Snickers roll through the line of Scouts at attention.
“Why don’t you know where your pants are?”
“Well, sir, I had them on when I started the Midnight Manhood March.”
“More giggles from behind me.”
“You had them on when you started the Midnight Manhood March, but you don’t have them on now. Did you donate them to a cold bear, perhaps?”
Gales of laughter from behind me.
“No sir.”
“Then perhaps they were taken by the Spirit of the dead Indian warrior?”
“Yes sir, I suppose so.”
Scouts now on the ground, holding their sides. Full grown Scoutmasters doubled over in hysterics.

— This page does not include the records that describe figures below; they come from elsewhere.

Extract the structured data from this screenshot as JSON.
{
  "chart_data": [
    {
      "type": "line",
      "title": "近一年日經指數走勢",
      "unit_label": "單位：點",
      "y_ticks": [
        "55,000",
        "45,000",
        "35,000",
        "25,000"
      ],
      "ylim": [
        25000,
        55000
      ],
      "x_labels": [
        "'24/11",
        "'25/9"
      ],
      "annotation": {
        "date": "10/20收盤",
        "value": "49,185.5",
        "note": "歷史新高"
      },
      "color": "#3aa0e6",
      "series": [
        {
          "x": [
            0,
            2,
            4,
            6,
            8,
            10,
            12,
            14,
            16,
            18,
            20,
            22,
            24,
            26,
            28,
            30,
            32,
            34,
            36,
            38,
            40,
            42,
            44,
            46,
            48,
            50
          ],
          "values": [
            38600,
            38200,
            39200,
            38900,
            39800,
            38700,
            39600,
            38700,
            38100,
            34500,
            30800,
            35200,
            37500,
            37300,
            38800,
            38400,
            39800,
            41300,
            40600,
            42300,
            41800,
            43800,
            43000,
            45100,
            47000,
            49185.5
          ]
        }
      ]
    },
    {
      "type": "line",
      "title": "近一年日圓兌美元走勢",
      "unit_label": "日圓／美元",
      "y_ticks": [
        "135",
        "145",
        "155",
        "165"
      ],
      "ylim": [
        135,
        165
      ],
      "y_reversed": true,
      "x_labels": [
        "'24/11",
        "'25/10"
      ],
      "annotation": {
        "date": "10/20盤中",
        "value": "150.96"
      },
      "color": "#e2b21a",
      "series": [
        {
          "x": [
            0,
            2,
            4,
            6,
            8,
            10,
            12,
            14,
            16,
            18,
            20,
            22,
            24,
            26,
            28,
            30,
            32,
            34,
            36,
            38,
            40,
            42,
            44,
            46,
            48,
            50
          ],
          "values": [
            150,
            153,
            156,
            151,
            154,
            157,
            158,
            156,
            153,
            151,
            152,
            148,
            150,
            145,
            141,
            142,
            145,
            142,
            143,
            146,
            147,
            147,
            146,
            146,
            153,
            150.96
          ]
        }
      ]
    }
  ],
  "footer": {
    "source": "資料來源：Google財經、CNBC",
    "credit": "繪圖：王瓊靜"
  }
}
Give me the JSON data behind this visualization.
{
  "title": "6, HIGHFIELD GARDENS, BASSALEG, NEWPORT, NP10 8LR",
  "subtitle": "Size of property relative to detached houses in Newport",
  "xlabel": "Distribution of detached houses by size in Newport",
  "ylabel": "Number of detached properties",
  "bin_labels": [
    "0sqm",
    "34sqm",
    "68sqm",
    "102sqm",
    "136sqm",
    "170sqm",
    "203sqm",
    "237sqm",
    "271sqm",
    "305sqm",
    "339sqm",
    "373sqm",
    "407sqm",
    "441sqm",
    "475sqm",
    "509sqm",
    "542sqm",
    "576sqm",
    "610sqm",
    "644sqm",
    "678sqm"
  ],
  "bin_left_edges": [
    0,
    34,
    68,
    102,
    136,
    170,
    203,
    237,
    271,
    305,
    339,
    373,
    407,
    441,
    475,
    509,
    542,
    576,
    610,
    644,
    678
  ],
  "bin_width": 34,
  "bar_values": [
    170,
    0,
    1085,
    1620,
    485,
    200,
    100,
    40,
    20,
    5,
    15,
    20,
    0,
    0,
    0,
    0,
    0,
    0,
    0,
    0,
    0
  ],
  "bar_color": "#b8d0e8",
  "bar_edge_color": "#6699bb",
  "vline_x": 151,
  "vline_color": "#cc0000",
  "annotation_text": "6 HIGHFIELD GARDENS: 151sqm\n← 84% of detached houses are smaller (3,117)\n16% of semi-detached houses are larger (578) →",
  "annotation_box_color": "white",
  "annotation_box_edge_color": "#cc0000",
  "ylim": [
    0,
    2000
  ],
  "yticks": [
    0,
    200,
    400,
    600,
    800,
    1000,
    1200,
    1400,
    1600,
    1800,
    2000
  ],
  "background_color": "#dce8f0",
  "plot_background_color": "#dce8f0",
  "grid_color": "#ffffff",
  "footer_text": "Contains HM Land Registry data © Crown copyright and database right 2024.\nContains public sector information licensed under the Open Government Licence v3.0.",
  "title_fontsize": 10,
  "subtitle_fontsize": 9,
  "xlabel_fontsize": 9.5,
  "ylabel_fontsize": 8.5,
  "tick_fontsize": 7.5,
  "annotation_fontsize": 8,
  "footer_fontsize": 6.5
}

Apparently the Head Scoutmaster thought that might be a good place to leave the issue, perhaps to instill fear into next years’ campers by a rumor that the Spirit of the dead Indian warrior not only scalps selected Scouts, but now also is into de-panting Scouts who wander from the trail. In any case, when he had regained his own composure and the volume of laughter had died down a bit, he dismissed the group, instructing them to go straight to their Teepees. I was extremely grateful for that, and I was the very first to go.
I was frozen by then, of course, having been without pants for the past half-hour or so, so when I got into our tent I immediately opened the suitcase Mom had so thoughtfully packed for me, put on two pair of pants, three shirts, a sweater, and a coat. Over what was left of my Scout uniform.
I crept into bed that way, and fell asleep praying “Lord, if you will somehow get me on the bus tomorrow morning without anyone seeing me, I promise to practice an hour and forty-five minutes a day. I really mean it, God, and if you could somehow make me invisible on the bus so the kids won’t laugh at me, I will practice two hours a day, and even on weekends. And if………………………………………”



Update: You will be relieved to know that Scout Shinn indeed did survive, and lived to keep his promise, more or less. He now teaches piano at www.PlayPiano.com
in Medford, Oregon. Willie McTavish works for the San Francisco Giants in the PR department. Scout Riggotoni is a respected trustee and block leader at Folsom State Prison in Folsom, California.